2023-09-15 01:56:07 -04:00 · 2023-09-15 01:56:07 -04:00 · 44361f6344
parent 0d8f376446
commit 44361f6344
1 changed files with 12 additions and 1 deletions
--- a/comfy/sd1_clip.py
+++ b/comfy/sd1_clip.py
@ -71,6 +71,7 @@ class SD1ClipModel(torch.nn.Module, ClipTokenWeightEncoder):
        self.empty_tokens = [[49406] + [49407] * 76]
        self.text_projection = torch.nn.Parameter(torch.eye(self.transformer.get_input_embeddings().weight.shape[1]))
        self.logit_scale = torch.nn.Parameter(torch.tensor(4.6055))
+        self.enable_attention_masks = False

        self.layer_norm_hidden_state = True
        if layer == "hidden":
@ -147,7 +148,17 @@ class SD1ClipModel(torch.nn.Module, ClipTokenWeightEncoder):
            precision_scope = lambda a, b: contextlib.nullcontext(a)

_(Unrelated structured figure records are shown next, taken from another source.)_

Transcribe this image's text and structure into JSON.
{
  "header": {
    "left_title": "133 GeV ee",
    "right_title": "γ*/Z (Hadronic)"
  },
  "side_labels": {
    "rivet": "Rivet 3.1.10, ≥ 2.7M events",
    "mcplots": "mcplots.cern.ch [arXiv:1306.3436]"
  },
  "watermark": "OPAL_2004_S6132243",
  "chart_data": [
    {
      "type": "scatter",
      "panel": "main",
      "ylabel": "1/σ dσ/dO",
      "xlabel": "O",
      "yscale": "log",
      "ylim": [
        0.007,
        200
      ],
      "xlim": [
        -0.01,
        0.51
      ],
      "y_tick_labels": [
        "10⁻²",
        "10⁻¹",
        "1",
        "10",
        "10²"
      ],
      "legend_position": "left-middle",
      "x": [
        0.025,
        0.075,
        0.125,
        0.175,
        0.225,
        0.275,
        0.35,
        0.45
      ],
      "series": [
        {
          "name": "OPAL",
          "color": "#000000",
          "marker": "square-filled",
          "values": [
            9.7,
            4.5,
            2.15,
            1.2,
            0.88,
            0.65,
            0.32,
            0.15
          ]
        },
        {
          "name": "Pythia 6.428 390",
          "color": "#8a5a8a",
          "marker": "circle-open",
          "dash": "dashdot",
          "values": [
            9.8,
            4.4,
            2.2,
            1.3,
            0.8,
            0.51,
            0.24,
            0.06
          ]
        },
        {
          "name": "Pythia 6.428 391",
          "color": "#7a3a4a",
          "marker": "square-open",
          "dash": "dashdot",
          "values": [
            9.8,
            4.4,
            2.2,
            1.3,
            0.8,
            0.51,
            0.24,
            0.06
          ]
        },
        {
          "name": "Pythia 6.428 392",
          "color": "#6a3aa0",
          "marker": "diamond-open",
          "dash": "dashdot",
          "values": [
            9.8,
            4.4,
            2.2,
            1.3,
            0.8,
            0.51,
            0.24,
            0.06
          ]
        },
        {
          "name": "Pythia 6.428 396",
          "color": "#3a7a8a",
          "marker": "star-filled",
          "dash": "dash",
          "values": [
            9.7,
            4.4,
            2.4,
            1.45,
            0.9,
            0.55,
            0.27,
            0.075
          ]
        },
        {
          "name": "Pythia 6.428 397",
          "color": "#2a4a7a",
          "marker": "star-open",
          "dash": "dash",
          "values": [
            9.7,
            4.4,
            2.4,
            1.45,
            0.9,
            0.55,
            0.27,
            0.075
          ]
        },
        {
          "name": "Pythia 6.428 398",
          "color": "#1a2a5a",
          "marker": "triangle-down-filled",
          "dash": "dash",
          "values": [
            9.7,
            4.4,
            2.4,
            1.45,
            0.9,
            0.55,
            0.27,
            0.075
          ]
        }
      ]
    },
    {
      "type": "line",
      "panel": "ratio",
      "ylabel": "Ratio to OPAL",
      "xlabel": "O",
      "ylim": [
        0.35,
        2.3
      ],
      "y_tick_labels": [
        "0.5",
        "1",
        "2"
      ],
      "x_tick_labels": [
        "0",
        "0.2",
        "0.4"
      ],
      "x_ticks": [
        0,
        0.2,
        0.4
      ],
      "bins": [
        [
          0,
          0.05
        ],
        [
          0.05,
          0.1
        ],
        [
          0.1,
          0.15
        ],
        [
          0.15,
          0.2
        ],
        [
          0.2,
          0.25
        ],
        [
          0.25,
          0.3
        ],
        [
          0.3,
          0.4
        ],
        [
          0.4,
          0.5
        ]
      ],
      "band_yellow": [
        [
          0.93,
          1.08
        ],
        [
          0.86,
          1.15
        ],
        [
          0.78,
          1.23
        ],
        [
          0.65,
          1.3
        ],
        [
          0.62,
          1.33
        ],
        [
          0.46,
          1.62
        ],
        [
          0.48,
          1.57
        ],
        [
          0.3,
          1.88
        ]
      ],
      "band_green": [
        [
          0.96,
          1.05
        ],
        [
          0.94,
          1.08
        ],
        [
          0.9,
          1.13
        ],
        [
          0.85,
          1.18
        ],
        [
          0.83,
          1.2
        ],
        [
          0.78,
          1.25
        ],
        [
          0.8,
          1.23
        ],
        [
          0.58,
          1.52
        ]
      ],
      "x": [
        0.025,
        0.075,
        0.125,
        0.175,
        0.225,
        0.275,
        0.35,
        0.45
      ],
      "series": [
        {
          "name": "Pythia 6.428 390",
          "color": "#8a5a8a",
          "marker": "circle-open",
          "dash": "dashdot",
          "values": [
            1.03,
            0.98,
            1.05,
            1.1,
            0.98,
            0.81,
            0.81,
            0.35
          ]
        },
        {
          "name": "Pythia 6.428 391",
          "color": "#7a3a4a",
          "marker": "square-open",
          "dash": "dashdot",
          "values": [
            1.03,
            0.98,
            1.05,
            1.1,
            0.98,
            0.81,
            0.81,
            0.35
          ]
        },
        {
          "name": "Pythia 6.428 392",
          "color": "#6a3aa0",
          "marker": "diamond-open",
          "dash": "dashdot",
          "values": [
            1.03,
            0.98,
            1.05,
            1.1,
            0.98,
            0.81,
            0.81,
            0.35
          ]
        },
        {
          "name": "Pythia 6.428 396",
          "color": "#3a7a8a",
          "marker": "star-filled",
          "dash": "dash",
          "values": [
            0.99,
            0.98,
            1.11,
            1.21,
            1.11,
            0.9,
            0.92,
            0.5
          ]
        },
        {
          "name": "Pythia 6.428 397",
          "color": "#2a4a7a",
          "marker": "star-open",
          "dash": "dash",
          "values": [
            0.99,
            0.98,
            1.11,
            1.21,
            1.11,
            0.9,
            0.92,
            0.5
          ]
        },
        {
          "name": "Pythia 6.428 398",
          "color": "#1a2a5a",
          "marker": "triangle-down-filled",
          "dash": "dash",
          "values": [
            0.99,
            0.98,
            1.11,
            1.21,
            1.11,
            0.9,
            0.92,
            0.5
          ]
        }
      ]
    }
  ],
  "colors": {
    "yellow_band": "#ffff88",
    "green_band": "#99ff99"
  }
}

        with precision_scope(model_management.get_autocast_device(device), torch.float32):
-            outputs = self.transformer(input_ids=tokens, output_hidden_states=self.layer=="hidden")
+            attention_mask = None
+            if self.enable_attention_masks:
+                attention_mask = torch.zeros_like(tokens)
+                max_token = self.transformer.get_input_embeddings().weight.shape[0] - 1
+                for x in range(attention_mask.shape[0]):
+                    for y in range(attention_mask.shape[1]):
+                        attention_mask[x, y] = 1
+                        if tokens[x, y] == max_token:
+                            break
+
+            outputs = self.transformer(input_ids=tokens, attention_mask=attention_mask, output_hidden_states=self.layer=="hidden")
            self.transformer.set_input_embeddings(backup_embeds)

            if self.layer == "last":